Çalışma kapsamında el işlemelerine de değinilmiştir. Çadırlar yapısal gereklilikleri yerine getirmek amacıyla mimariyle ortak sorunlar içermektedir. Bu durumda mimariyle kimi ortaklıklar doğmaktadır. Ancak bu sorunlar sabit mimariyle birebir benzerlikler göstermez çünkü malzeme kullanımı ve üretim yöntemleri birbirinden farklıdır. Bu nedenle çadır motifi takip edilerek çadırlarla el işlemeleri karşılaştırılarak çadırlarla el işlemelerinde üretim ve motif ortaklıkları da gösterilmiş, böylece çadırlar mimarinin yansıması olma özelliğinin ötesine de taşınmıştır.

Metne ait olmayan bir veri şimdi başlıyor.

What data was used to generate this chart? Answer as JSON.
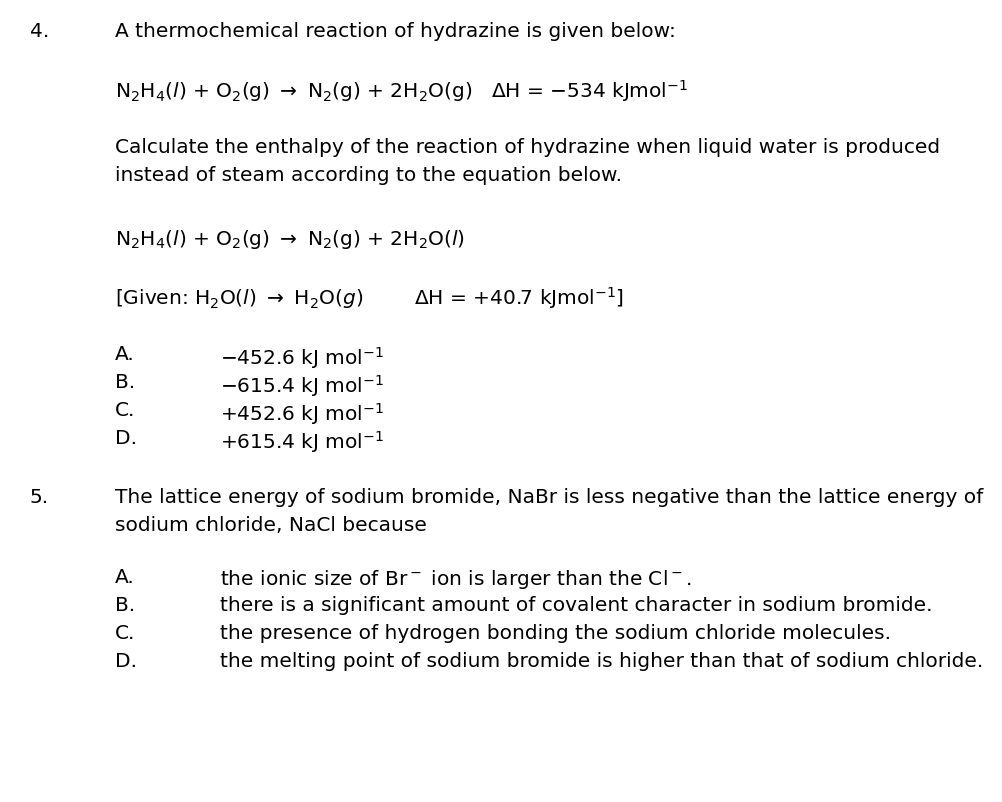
{
  "bg_color": "#ffffff",
  "text_color": "#000000",
  "q4_number": "4.",
  "q5_number": "5.",
  "q4_intro": "A thermochemical reaction of hydrazine is given below:",
  "q4_calc_text1": "Calculate the enthalpy of the reaction of hydrazine when liquid water is produced",
  "q4_calc_text2": "instead of steam according to the equation below.",
  "q5_intro1": "The lattice energy of sodium bromide, NaBr is less negative than the lattice energy of",
  "q5_intro2": "sodium chloride, NaCl because",
  "q5_optA": "the ionic size of Br⁻ ion is larger than the Cl⁻.",
  "q5_optB": "there is a significant amount of covalent character in sodium bromide.",
  "q5_optC": "the presence of hydrogen bonding the sodium chloride molecules.",
  "q5_optD": "the melting point of sodium bromide is higher than that of sodium chloride.",
  "opt4A_val": "–452.6 kJ mol⁻¹",
  "opt4B_val": "–615.4 kJ mol⁻¹",
  "opt4C_val": "+452.6 kJ mol⁻¹",
  "opt4D_val": "+615.4 kJ mol⁻¹",
  "figsize": [
    10.03,
    8.03
  ],
  "dpi": 100
}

Çadırlar ve mimari farklı gelişim süreçleri geçirmiştir bu yüzden bu iki farklı „mimarlık‟ı kendi bağlamlarında değerlendirmek mümkündür. Daha ikna edici sonuçlar elde etmek için sabit mimari ile çadır mimarisinin kökenleri ve gelişim süreçleri karşılaştırmalı olarak incelenmelidir. Ancak çalışma kapsamında çözümlenen yapısal ve dekoratif ortaklıkların da desteklediği gibi, ortak bir mekan yaratma alışkanlığının ürünü olarak dikkat çeken sabit mimari eserler ile çadırları bir bütün halinde değerlendirmek yerinde bir yaklaşım olarak öne çıkmaktadır.